Related options: relative_mse, relative_mae, r2_oos

Last reviewed 2026-05-05 by macroforecast author.

r2_oos – operational

Out-of-sample R² (Campbell-Thompson 2008) – 1 - SSE_model / SSE_benchmark.

Relative-loss metric r2_oos. Standard return-predictability metric in finance (and increasingly in macro). Identical formula to mse_reduction when the benchmark is the historical mean. Campbell & Thompson (2008) popularised the metric for the empirical-asset-pricing literature.

When to use

Macro / financial forecasting tradition; literature-compatibility with CT-2008-era papers.

References

  • macroforecast design Part 3, L5: ‘evaluation = (metric × benchmark × aggregation × decomposition × ranking).’

  • Campbell & Thompson (2008) ‘Predicting Excess Stock Returns Out of Sample: Can Anything Beat the Historical Average?’, Review of Financial Studies 21(4): 1509-1531. (doi:10.1093/rfs/hhm055)

Related options: relative_mse, relative_mae, mse_reduction

Last reviewed 2026-05-05 by macroforecast author.

relative_mae – operational

Forecast MAE divided by the L4 is_benchmark model’s MAE.

Relative-loss metric relative_mae. L1-loss analogue of relative_mse. Below 1 means the candidate beats the benchmark on absolute-loss criterion. Robust to heavy-tailed forecast errors.

When to use

Heavy-tailed targets where MSE is too sensitive to outliers.

References

  • macroforecast design Part 3, L5: ‘evaluation = (metric × benchmark × aggregation × decomposition × ranking).’

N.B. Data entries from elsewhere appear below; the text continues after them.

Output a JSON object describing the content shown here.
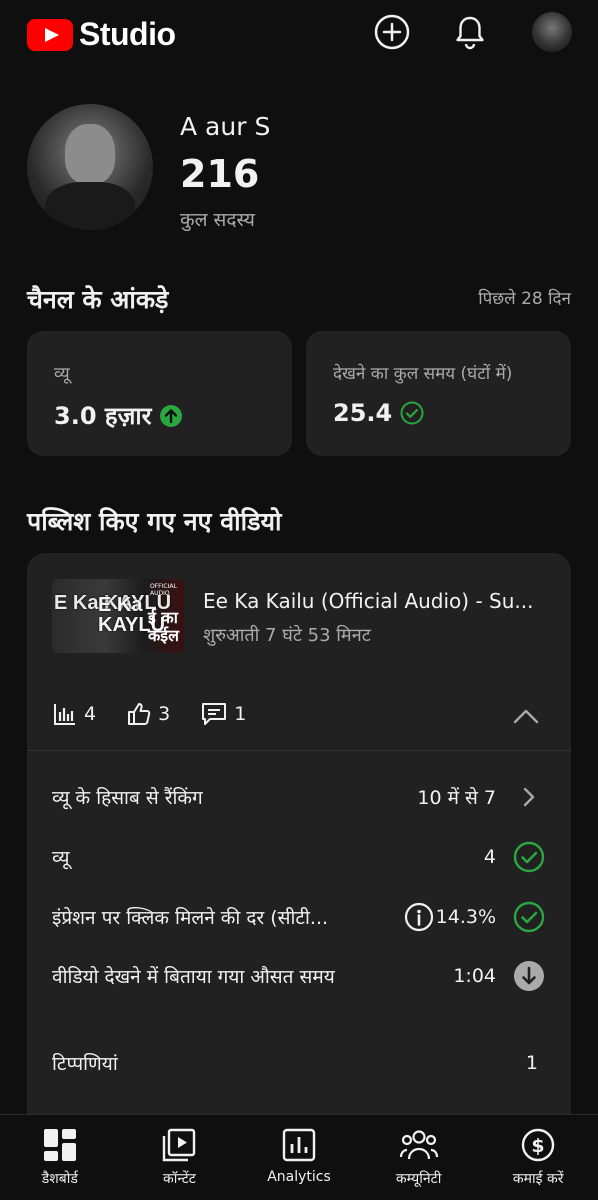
{
  "app": {
    "logo_text": "Studio"
  },
  "topbar": {
    "icons": [
      "create-icon",
      "notifications-icon"
    ]
  },
  "channel": {
    "name": "A aur S",
    "subscribers": "216",
    "subscribers_label": "कुल सदस्य"
  },
  "analytics": {
    "title": "चैनल के आंकड़े",
    "period": "पिछले 28 दिन",
    "views": {
      "label": "व्यू",
      "value": "3.0 हज़ार",
      "trend": "up"
    },
    "watch_time": {
      "label": "देखने का कुल समय (घंटों में)",
      "value": "25.4",
      "trend": "check"
    }
  },
  "published": {
    "title": "पब्लिश किए गए नए वीडियो",
    "video": {
      "title": "Ee Ka Kailu (Official Audio) - Su...",
      "subtitle": "शुरुआती 7 घंटे 53 मिनट",
      "thumbnail_text_1": "E Ka KAYLU",
      "thumbnail_text_2": "E Ka KAYLU",
      "thumbnail_text_3": "ई का कईल",
      "thumbnail_tag": "OFFICIAL AUDIO",
      "metrics": {
        "views": "4",
        "likes": "3",
        "comments": "1"
      },
      "rows": [
        {
          "label": "व्यू के हिसाब से रैंकिंग",
          "value": "10 में से 7",
          "icon": "chevron-right-icon"
        },
        {
          "label": "व्यू",
          "value": "4",
          "icon": "check-circle-icon"
        },
        {
          "label": "इंप्रेशन पर क्लिक मिलने की दर (सीटी...",
          "value": "14.3%",
          "icon": "check-circle-icon"
        },
        {
          "label": "वीडियो देखने में बिताया गया औसत समय",
          "value": "1:04",
          "icon": "arrow-down-circle-icon"
        }
      ],
      "comments_label": "टिप्पणियां",
      "comments_count": "1"
    }
  },
  "bottom_nav": [
    {
      "label": "डैशबोर्ड",
      "icon": "dashboard-icon"
    },
    {
      "label": "कॉन्टेंट",
      "icon": "content-icon"
    },
    {
      "label": "Analytics",
      "icon": "analytics-icon"
    },
    {
      "label": "कम्यूनिटी",
      "icon": "community-icon"
    },
    {
      "label": "कमाई करें",
      "icon": "earn-icon"
    }
  ],
  "colors": {
    "background": "#0f0f0f",
    "card": "#212121",
    "brand_red": "#ff0000",
    "success_green": "#2ba640",
    "muted_text": "#aaaaaa"
  }
}
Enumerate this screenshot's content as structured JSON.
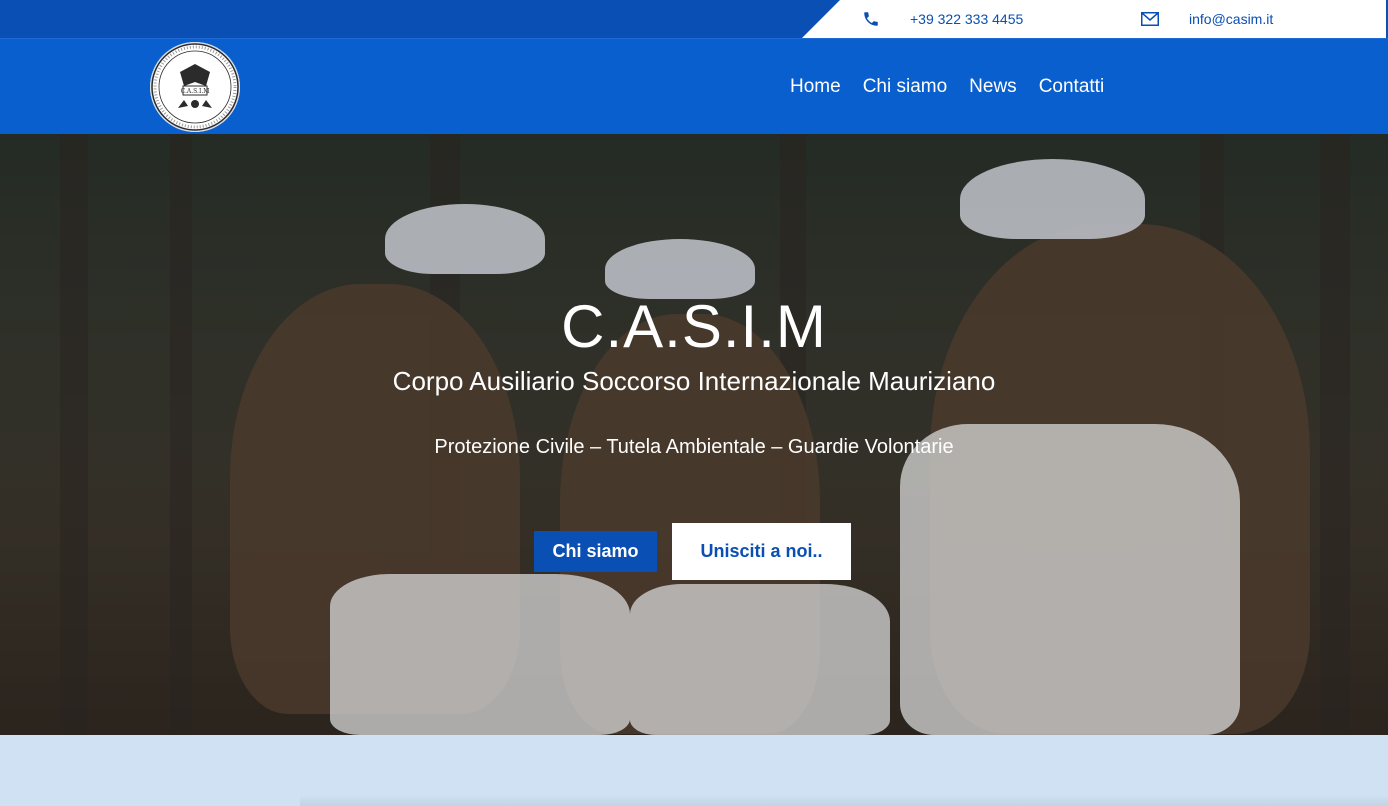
{
  "topbar": {
    "phone": "+39 322 333 4455",
    "email": "info@casim.it",
    "icons": {
      "phone": "phone-icon",
      "email": "envelope-icon"
    }
  },
  "header": {
    "logo_text": "C.A.S.I.M",
    "nav": [
      {
        "label": "Home"
      },
      {
        "label": "Chi siamo"
      },
      {
        "label": "News"
      },
      {
        "label": "Contatti"
      }
    ]
  },
  "hero": {
    "title": "C.A.S.I.M",
    "subtitle": "Corpo Ausiliario Soccorso Internazionale Mauriziano",
    "tagline": "Protezione Civile – Tutela Ambientale – Guardie Volontarie",
    "primary_button": "Chi siamo",
    "secondary_button": "Unisciti a noi.."
  },
  "colors": {
    "primary": "#0a4fb3",
    "header": "#0a5fcf",
    "lower_band": "#cfe1f2"
  }
}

  • Diebold (2017) ‘Forecasting in Economics, Business, Finance and Beyond’, University of Pennsylvania (free online). https://www.sas.upenn.edu/~fdiebold/Textbooks.html

Related options: relative_mse, mse_reduction, r2_oos

Last reviewed 2026-05-05 by macroforecast author.

relative_mse – operational

Forecast MSE divided by the L4 is_benchmark model’s MSE.

Relative-loss metric relative_mse. MSE_model / MSE_benchmark. The standard horse-race ratio. Below 1 means the candidate beats the benchmark; the L5.E ranking tables surface this column by default. Requires exactly one L4 model with is_benchmark = true (validator hard-rejects 0 or > 1 benchmarks).

When to use

Default reporting metric in horse-race tables; comparing candidate models against a fixed benchmark.

References

  • macroforecast design Part 3, L5: ‘evaluation = (metric × benchmark × aggregation × decomposition × ranking).’

  • Diebold (2017) ‘Forecasting in Economics, Business, Finance and Beyond’, University of Pennsylvania (free online). https://www.sas.upenn.edu/~fdiebold/Textbooks.html

Related options: relative_mae, mse_reduction, r2_oos

Last reviewed 2026-05-05 by macroforecast author.